Once-boycotted retailer makes first show of public support by signing brief in pending court case.
Target Corp. has for the first time come out publicly in support of gay marriage, as a growing number of high-profile businesses take positions on the divisive issue.
In revealing Tuesday that it had signed a court brief backing marriage equality in a pending court case, Target joins other blue-chip names such as Starbucks, Apple and Intel that have sided publicly with same-sex marriage advocates in court cases or ballot issues.
“It is our belief that everyone should be treated equally under the law, and that includes rights we believe individuals should have related to marriage,” Target’s human resource chief, Jodee Kozlak, said in a posting on the company’s blog.
The public statement was an unusual move in Minnesota’s corporate community. Virtually all of Minnesota’s biggest companies declined to take a position on a 2012 referendum to ban gay marriage in Minnesota, except General Mills, which opposed the ban. The referendum failed narrowly, and the state Legislature passed a bill recognizing gay marriage in 2013.
Gay rights activists in Minnesota and across the country welcomed Target’s willingness to add its name to a legal defense of gay marriage.
“Today Target joins a growing chorus of Americans and businesses that know these bans on marriage equality serve no purpose other than to harm families,” said Chad Griffin, president of the Human Rights Campaign, the nation’s largest gay rights lobbying group. “Discrimination should have no place in our society, much less our laws.”
Phil Duran, legal director of OutFront Minnesota, which worked hard to defeat the state’s referendum to ban gay marriage, called Target “a powerful voice.”
A spokeswoman for the Minnesota Family Council, which led the charge against gay marriage in the state, predicted that the move will backfire.
“This is a very risky business decision and ultimately the wrong one because it is families that shop at Target,” Autumn Leva said. “People in Minnesota are still deeply divided on this issue.”

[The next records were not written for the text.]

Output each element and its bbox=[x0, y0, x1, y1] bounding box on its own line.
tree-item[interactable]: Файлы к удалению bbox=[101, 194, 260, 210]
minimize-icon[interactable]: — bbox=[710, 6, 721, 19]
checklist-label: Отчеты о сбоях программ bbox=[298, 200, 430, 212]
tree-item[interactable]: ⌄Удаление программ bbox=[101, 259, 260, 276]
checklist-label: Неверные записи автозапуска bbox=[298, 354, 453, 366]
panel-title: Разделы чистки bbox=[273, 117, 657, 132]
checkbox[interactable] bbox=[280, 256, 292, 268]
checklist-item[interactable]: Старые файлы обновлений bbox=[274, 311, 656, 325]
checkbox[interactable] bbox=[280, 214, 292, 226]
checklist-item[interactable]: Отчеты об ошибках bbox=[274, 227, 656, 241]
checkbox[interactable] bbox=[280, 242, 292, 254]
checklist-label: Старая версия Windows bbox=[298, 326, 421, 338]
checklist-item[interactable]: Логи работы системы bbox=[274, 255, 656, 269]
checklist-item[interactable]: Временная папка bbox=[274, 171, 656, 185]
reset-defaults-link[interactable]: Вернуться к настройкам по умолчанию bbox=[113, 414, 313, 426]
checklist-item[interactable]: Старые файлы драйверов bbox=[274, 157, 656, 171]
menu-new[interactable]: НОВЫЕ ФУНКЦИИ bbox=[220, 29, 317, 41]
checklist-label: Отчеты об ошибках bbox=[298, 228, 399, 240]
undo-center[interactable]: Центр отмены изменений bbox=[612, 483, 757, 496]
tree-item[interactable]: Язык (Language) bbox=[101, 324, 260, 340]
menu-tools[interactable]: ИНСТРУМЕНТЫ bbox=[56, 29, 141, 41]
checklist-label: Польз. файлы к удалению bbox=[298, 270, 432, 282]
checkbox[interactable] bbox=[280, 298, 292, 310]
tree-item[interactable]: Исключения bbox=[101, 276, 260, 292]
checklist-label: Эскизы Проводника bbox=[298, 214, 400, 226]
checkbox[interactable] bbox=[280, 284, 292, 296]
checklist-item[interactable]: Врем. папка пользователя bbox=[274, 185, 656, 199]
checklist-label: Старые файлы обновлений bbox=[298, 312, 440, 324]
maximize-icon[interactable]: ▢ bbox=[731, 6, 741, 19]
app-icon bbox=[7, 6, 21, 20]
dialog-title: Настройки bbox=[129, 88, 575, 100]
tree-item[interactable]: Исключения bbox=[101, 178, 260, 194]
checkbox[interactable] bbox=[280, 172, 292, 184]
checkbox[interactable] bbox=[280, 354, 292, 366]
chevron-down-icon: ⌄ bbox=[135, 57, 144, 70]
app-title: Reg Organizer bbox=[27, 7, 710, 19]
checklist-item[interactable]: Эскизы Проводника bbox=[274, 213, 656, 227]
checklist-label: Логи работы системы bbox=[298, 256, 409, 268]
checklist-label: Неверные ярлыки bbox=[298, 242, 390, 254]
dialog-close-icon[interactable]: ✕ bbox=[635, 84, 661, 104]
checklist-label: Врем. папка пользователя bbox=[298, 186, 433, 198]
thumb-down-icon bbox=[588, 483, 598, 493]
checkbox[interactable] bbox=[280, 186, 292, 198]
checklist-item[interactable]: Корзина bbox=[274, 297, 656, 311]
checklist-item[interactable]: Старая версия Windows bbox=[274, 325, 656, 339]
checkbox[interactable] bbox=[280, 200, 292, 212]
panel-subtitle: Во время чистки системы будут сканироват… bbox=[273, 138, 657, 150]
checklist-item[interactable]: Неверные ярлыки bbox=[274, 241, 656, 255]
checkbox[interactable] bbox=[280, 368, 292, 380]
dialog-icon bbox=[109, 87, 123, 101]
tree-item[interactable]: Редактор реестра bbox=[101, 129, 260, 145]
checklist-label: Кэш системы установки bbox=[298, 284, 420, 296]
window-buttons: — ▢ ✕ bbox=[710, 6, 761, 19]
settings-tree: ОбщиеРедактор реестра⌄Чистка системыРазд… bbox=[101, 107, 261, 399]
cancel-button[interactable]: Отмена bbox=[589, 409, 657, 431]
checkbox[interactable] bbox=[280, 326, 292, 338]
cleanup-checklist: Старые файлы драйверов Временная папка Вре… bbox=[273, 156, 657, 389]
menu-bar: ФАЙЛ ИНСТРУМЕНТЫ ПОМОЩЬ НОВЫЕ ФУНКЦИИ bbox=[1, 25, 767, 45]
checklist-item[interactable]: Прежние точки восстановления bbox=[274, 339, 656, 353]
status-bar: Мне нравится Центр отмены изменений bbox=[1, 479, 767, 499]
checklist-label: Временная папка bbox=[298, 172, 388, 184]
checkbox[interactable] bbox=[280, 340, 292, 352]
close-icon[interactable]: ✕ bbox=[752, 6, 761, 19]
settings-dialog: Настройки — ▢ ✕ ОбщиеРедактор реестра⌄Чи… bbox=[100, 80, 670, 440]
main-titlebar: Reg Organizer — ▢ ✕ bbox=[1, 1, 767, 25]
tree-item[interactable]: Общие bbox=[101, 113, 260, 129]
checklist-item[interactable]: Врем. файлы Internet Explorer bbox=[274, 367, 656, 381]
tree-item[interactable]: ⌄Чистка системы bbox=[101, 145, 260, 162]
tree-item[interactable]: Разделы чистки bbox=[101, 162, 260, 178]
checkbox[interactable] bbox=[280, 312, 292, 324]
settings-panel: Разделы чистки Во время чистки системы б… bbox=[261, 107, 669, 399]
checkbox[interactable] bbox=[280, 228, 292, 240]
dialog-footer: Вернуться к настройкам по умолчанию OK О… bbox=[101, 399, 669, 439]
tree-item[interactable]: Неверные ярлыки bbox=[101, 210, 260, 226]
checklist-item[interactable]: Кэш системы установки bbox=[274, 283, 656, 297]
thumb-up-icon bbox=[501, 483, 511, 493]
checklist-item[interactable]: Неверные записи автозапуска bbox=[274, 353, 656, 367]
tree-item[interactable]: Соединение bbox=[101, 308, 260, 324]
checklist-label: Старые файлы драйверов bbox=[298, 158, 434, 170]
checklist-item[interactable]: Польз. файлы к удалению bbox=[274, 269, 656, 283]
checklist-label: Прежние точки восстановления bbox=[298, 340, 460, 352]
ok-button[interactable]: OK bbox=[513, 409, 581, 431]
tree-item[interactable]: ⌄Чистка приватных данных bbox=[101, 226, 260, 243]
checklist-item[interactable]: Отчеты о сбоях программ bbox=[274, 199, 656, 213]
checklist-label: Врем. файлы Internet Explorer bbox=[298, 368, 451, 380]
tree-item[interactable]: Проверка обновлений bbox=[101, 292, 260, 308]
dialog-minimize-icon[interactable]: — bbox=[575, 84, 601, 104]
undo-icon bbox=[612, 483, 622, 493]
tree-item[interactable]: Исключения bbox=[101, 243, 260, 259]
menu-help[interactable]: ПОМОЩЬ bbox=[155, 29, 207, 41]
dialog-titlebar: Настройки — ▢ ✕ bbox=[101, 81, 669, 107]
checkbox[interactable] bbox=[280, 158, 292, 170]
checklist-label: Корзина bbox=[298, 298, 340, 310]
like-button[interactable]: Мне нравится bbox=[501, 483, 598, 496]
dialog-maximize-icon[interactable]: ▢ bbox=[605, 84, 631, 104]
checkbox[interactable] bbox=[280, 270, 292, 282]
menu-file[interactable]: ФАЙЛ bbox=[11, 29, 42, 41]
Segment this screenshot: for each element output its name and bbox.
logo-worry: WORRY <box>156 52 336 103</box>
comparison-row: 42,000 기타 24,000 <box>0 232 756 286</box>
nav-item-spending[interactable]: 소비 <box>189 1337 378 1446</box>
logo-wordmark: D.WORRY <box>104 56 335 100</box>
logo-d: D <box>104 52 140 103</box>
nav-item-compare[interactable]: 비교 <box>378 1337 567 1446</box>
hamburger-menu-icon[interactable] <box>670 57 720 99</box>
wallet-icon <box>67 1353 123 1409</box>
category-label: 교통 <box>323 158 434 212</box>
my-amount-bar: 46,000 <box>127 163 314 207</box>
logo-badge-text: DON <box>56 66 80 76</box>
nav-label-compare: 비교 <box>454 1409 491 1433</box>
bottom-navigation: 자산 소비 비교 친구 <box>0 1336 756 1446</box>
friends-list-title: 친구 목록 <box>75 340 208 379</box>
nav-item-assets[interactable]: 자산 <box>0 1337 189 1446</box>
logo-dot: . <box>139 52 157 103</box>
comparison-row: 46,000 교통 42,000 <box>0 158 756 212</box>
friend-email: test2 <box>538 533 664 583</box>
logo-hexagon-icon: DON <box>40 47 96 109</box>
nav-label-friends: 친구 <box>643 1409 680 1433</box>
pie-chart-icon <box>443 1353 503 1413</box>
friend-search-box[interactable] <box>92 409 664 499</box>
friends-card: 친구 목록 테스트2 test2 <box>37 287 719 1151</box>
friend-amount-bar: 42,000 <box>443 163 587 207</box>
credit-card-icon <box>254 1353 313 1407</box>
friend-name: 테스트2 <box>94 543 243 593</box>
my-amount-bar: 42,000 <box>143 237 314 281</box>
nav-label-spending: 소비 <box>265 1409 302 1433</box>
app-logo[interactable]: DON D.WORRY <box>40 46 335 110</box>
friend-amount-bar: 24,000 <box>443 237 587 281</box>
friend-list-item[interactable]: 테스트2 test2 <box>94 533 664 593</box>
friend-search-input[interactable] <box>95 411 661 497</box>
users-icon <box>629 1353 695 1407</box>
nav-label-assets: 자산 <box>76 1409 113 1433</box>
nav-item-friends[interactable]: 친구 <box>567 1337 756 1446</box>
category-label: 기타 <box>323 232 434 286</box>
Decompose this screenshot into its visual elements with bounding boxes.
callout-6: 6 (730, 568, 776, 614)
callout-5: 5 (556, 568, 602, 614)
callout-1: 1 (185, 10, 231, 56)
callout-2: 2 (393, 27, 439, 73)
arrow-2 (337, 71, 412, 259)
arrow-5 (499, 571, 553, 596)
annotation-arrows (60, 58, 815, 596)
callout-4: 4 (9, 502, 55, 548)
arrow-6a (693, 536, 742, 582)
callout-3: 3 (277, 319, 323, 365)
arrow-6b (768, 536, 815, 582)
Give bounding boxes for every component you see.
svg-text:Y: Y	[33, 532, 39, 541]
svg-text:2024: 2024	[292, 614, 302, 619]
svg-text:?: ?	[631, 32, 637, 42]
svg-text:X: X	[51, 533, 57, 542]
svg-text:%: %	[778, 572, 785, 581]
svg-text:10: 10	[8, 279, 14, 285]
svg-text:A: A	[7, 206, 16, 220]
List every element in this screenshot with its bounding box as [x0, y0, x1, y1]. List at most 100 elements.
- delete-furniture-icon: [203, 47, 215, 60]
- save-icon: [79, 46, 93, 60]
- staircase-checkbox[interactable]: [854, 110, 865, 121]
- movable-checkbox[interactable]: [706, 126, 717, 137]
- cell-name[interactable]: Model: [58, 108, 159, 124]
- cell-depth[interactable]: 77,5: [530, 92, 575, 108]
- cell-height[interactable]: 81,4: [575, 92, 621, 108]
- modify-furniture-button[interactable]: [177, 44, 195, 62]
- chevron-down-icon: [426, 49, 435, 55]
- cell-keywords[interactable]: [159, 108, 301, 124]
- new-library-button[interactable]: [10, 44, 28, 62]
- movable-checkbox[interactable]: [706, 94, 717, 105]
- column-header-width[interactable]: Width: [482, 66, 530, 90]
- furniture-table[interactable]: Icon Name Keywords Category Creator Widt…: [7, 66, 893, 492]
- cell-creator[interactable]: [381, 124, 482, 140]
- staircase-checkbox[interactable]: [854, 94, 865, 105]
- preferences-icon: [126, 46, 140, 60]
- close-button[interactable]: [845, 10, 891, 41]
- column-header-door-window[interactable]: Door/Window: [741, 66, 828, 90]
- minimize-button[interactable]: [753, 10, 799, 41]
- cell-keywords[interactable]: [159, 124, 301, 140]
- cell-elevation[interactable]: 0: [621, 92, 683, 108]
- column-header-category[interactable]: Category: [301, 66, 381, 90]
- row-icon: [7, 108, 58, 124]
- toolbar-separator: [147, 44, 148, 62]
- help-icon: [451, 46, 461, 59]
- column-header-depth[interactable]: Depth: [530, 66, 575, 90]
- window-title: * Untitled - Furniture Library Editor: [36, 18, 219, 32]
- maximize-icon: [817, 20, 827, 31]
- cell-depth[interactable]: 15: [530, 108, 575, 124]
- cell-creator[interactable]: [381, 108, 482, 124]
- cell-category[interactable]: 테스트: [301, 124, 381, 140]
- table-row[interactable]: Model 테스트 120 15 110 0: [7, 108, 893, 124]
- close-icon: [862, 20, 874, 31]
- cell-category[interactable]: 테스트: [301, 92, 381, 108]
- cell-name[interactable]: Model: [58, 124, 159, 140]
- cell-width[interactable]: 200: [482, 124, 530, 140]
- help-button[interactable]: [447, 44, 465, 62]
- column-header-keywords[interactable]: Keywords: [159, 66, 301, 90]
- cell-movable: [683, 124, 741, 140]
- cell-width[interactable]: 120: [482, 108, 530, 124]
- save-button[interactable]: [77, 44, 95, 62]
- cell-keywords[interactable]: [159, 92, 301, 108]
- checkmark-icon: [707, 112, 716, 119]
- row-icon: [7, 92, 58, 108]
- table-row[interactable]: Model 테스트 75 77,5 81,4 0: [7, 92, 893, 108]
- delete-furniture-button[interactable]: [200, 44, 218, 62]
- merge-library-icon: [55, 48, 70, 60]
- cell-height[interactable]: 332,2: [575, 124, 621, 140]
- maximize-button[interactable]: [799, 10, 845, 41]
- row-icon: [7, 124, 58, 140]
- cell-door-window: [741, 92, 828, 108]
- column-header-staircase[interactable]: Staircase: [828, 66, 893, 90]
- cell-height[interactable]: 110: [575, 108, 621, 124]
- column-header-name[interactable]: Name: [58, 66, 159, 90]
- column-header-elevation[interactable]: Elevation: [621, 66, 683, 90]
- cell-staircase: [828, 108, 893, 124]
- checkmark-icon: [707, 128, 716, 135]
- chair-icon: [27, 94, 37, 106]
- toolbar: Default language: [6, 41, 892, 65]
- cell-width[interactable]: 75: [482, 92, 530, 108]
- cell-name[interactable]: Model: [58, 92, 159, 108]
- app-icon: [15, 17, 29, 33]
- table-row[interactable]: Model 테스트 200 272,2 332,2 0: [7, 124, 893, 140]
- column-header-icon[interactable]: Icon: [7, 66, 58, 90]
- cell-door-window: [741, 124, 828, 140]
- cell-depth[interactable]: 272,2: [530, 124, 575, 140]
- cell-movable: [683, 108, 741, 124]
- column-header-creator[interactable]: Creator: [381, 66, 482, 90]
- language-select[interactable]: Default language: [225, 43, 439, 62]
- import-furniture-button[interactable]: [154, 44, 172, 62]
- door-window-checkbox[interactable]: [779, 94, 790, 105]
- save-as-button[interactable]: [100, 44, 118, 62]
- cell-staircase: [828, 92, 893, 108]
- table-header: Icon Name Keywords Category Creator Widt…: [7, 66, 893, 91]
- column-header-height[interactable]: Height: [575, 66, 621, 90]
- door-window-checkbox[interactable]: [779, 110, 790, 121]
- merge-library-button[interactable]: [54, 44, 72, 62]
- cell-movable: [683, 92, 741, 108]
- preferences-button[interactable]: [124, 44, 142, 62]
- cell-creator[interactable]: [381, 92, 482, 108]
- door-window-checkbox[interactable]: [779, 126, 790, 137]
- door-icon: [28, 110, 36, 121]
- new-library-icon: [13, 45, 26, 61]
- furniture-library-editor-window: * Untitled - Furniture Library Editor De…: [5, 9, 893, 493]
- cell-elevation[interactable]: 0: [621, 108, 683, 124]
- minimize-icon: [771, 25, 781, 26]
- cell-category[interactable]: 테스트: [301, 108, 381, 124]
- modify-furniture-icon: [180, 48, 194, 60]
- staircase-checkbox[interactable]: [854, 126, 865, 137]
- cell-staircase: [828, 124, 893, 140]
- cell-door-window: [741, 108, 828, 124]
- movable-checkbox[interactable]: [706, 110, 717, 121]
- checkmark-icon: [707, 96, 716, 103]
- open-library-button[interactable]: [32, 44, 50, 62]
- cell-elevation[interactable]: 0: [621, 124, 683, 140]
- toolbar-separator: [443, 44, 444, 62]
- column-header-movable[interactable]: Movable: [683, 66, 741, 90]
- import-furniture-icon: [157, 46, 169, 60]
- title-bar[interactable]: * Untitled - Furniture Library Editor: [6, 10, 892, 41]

A Star Tribune Minnesota poll last year found that 46 percent of Minnesotans supported legislators’ efforts to legalize same-sex marriage but that 44 percent were opposed. Another 10 percent were undecided.
Gay marriage has been a source of controversy for some of the state’s major corporate players since Target, Best Buy and 3M donated hundreds of thousands of dollars to an organization that supported Republican Tom Emmer in the 2010 Minnesota governor’s race. Emmer is a vocal opponent of gay marriage.
While all three companies said their donations were meant to favor pro-business candidates, Target suffered much more than the other two as gay rights activists singled out the company for harsh criticism and boycott threats.
Since then, Target, which has long offered benefits to same-sex partners of employees, has worked its way back into the good graces of the lesbian, gay, bisexual and transgender community. Target scored a perfect 100 in the Human Rights Campaign 2014 Corporate Equality Index.
Even so, while hundreds of companies signed on to legal briefs asking the U.S. Supreme Court to overturn a federal gay marriage ban in a case heard in 2014, Target did not. The company had not publicly backed legal protections of same-sex marriage until Tuesday.
The case Target chose for its endorsement of same-sex marriage rights is set for an Aug. 26 hearing in the Seventh U.S. Circuit Court of Appeals. The case combines legal actions involving Wisconsin and Indiana. Federal district judges overturned gay marriage bans in both states, and state officials appealed.
The brief that Target said it had signed was scheduled to be filed Tuesday afternoon, a few hours after the company announced its position. The company did not make a copy of the brief available. Kozlak did not discuss details of the filing in her blog post.
She wrote that “current laws — in places like Wisconsin and Indiana that are addressed in this brief — make it difficult to attract and retain talent. These disparate laws also create confusing and complicated benefits challenges across multiple states.”